Minutes later, at a town hall at the American Legion in Rochester, a voter asked Kasich about those attack ads.

“A lot of people are trashing me, they ought to take down their stuff,” Kasich said.

Then he broke into an Arnold Schwarzenegger imitation, saying “Arnold Schwarzenegger’s a buddy of mine, I’ll drop a name, and one time I said to him, when I was running for governor, I said ‘they’re really attacking me,’ he goes ‘love the beatings John, love them.’ And so I sort of love the beatings.”

Kasich is devoting most of his time and resources to New Hampshire. He traveled to Iowa briefly last week to attend Thursday night’s Republican presidential debate.

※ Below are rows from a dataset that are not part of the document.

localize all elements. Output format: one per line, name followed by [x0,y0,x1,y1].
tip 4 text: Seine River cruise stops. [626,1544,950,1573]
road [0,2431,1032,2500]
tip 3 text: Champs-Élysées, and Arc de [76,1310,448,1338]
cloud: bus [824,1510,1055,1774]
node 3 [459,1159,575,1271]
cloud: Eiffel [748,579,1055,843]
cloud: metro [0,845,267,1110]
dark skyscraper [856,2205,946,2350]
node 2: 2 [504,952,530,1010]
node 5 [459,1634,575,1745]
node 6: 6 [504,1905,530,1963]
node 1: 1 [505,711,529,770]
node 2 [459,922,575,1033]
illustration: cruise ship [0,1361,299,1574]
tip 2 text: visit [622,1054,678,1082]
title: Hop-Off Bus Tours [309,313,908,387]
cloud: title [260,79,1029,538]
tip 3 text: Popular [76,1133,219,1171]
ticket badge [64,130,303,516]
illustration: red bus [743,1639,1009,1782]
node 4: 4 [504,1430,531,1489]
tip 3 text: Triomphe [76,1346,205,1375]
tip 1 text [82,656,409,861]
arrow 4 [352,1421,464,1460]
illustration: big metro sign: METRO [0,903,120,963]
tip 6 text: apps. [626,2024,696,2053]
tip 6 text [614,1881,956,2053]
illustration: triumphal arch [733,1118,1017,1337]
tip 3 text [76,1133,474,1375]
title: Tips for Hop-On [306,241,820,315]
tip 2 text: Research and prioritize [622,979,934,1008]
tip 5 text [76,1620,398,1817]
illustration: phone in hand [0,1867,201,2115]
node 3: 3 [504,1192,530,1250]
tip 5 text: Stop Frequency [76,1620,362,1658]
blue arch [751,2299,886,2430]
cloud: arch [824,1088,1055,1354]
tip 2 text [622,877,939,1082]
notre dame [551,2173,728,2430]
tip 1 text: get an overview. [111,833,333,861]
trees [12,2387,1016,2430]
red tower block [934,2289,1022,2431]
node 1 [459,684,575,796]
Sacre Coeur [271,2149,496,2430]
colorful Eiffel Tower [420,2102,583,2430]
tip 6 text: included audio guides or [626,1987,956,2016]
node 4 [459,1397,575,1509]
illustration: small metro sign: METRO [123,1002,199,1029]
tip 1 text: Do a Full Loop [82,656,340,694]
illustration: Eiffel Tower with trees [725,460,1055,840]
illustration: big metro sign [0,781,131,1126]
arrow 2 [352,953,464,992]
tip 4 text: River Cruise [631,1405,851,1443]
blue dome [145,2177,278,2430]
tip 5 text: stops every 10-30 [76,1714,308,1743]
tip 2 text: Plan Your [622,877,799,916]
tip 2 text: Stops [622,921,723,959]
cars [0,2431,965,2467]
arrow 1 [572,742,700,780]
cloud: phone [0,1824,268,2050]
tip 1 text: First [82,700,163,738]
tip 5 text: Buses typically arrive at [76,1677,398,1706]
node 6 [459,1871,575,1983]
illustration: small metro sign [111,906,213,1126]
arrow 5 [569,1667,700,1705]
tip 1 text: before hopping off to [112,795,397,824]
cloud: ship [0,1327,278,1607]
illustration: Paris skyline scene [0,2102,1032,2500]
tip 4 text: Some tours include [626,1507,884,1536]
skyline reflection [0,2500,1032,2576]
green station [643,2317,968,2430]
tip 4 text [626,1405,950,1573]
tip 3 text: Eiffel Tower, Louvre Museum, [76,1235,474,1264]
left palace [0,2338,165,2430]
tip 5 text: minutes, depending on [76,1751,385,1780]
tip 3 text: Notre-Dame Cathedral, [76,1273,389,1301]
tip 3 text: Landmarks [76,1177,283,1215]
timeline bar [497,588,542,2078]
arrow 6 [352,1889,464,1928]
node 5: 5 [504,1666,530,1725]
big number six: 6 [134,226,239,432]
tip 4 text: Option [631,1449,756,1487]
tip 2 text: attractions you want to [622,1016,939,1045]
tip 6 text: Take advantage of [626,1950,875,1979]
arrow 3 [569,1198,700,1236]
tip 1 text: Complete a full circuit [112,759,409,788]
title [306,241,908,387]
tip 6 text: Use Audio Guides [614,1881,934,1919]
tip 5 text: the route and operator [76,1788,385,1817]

Asked if the results in Iowa will matter to him, Kasich said “I mean we came here, we cast our lot in New Hampshire, and well see, I have no clue what will happen in Iowa, but we’ve invested our time right here in the Granite State.”

With the latest polls indicating Donald Trump’s the clear front runner in the Granite State, Kasich’s battling Rubio, Sen. Ted Cruz, former Florida Gov. Jeb Bush, and New Jersey Gov. Chris Christie for second place.

Asked if he’s put any resources in South Carolina, which follows New Hampshire in the primary calendar, or in the states that vote later, Kasich said “yeah, we’re ready to go all over the country. We have people in South Carolina. If we do well here, everything will shift, will move down there. Yeah, we have stuff all over the country. I’ve got people with me today from Tennessee, from California, people from all over. Trent Lott from Mississippi. We’re ready to roll.”

Kasich’s town hall in Rochester was his 87th since launching his presidential bid in July. Asked if he’ll make it to 100 before the first-in-the-nation primary, Kasich joked “you’re just going to have to wait and see.”